As someone whose parents survived the horrors of the Holocaust, I have been repeatedly uneased by the willingness of our politicians to invoke comparisons to this stain on humanity in an attempt to jar the public. Just recently, New York Representative Alexandria Ocasio-Cortez did so while discussing migrant detention centers in our country’s south. She explicitly stated that our government is “running concentration camps” and that such practices have been institutionalized. She summoned people to say “never again,” invoking the post-World War II cry to never allow the systematic slaughter of millions of Jews to reoccur. To say that what is occurring within our immigration system—as awful as it may be--is remotely comparable to mass murder on the scale of the Holocaust is a cheapening of the atrocities and their place in history, as well as of the power of the words we use to capture its unique inhumanity and violence.

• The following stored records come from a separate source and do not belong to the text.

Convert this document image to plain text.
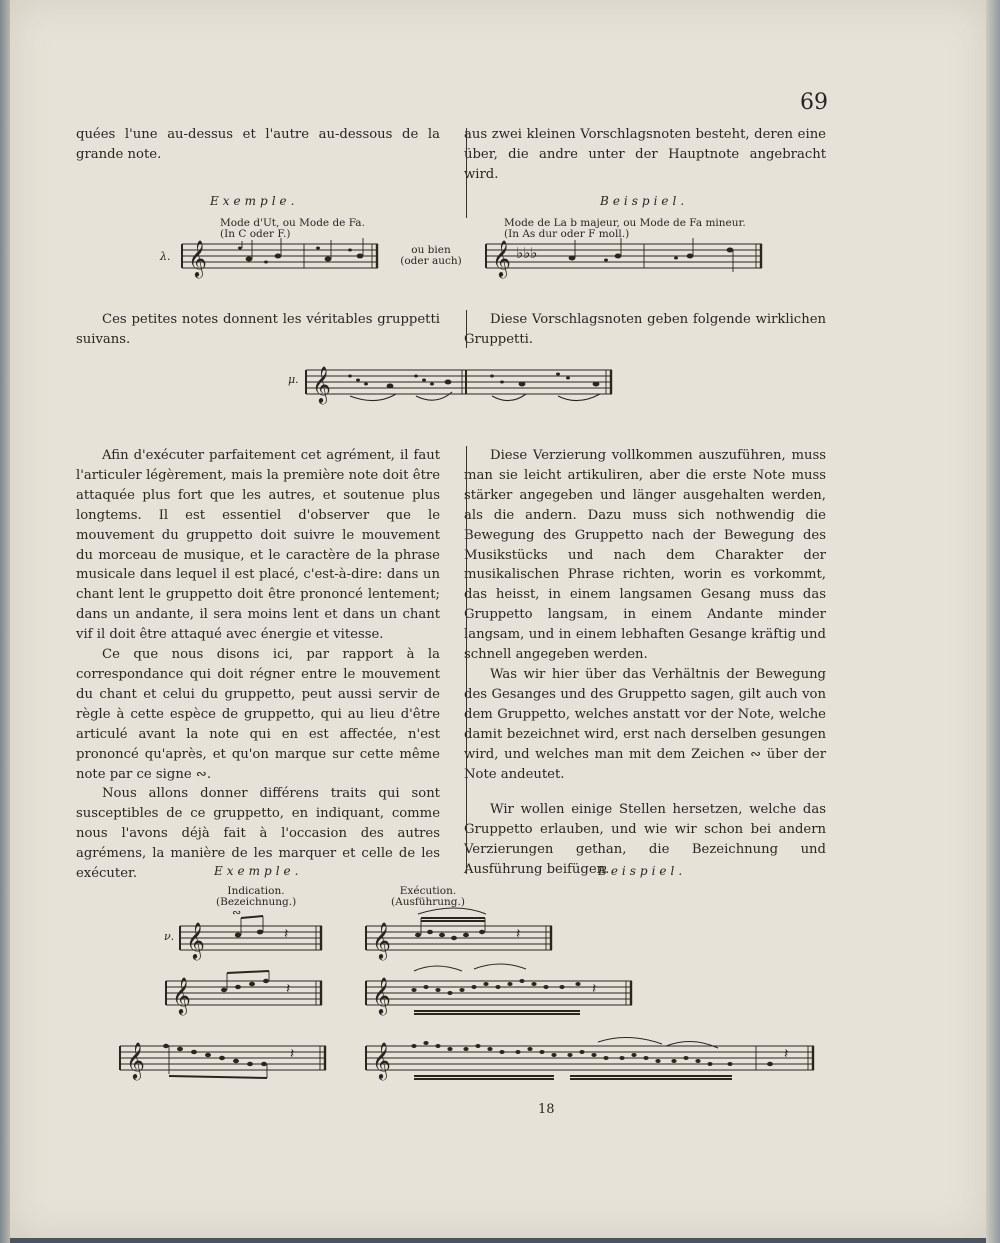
69

quées l'une au-dessus et l'autre au-dessous de la grande note.

aus zwei kleinen Vorschlagsnoten besteht, deren eine über, die andre unter der Hauptnote angebracht wird.

Exemple.	Beispiel.
Mode d'Ut, ou Mode de Fa.
(In C oder F.)
Mode de La b majeur, ou Mode de Fa mineur.
(In As dur oder F moll.)
λ.	ou bien
(oder auch)
𝄞	𝄞 ♭♭♭

Ces petites notes donnent les véritables gruppetti suivans.

Diese Vorschlagsnoten geben folgende wirklichen Gruppetti.

μ. 𝄞

Afin d'exécuter parfaitement cet agrément, il faut l'articuler légèrement, mais la première note doit être attaquée plus fort que les autres, et soutenue plus longtems. Il est essentiel d'observer que le mouvement du gruppetto doit suivre le mouvement du morceau de musique, et le caractère de la phrase musicale dans lequel il est placé, c'est-à-dire: dans un chant lent le gruppetto doit être prononcé lentement; dans un andante, il sera moins lent et dans un chant vif il doit être attaqué avec énergie et vitesse.

Ce que nous disons ici, par rapport à la correspondance qui doit régner entre le mouvement du chant et celui du gruppetto, peut aussi servir de règle à cette espèce de gruppetto, qui au lieu d'être articulé avant la note qui en est affectée, n'est prononcé qu'après, et qu'on marque sur cette même note par ce signe ∾.

Nous allons donner différens traits qui sont susceptibles de ce gruppetto, en indiquant, comme nous l'avons déjà fait à l'occasion des autres agrémens, la manière de les marquer et celle de les exécuter.

Diese Verzierung vollkommen auszuführen, muss man sie leicht artikuliren, aber die erste Note muss stärker angegeben und länger ausgehalten werden, als die andern. Dazu muss sich nothwendig die Bewegung des Gruppetto nach der Bewegung des Musikstücks und nach dem Charakter der musikalischen Phrase richten, worin es vorkommt, das heisst, in einem langsamen Gesang muss das Gruppetto langsam, in einem Andante minder langsam, und in einem lebhaften Gesange kräftig und schnell angegeben werden.

Was wir hier über das Verhältnis der Bewegung des Gesanges und des Gruppetto sagen, gilt auch von dem Gruppetto, welches anstatt vor der Note, welche damit bezeichnet wird, erst nach derselben gesungen wird, und welches man mit dem Zeichen ∾ über der Note andeutet.

Wir wollen einige Stellen hersetzen, welche das Gruppetto erlauben, und wie wir schon bei andern Verzierungen gethan, die Bezeichnung und Ausführung beifügen.

Exemple.	Beispiel.
Indication.
(Bezeichnung.)
Exécution.
(Ausführung.)
ν. 𝄞
∾
𝄽	𝄞	𝄽
𝄞	𝄽	𝄞	𝄽
𝄞	𝄽 𝄞	𝄽
18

I frequently recount the tragedy that my family endured during the Holocaust. My grandfather and uncle were burnt alive and after surviving Auschwitz my parents fled to a displaced persons camp, where I was born not too long after. We got off easy compared to those destined for the concentration camps. As heartbreaking as the images of children in detention centers on our southern border are, comparing them to Birkenau or Treblinka or Auschwitz concentration camps demean the memories of those exterminated thereby attempting to create a moral equivalence in the popular understanding. Representative Ocasio-Cortez’s comments are uneducated and insensitive. A Congresswoman from New York City, with the Nation’s largest Jewish Population, should do her homework before making such outlandish comparisons and learn that to a Jew, being sent to a concentration camp meant a death sentence.
Apologizing is not enough. By making these comments she is displaying ineptitude in representing her city.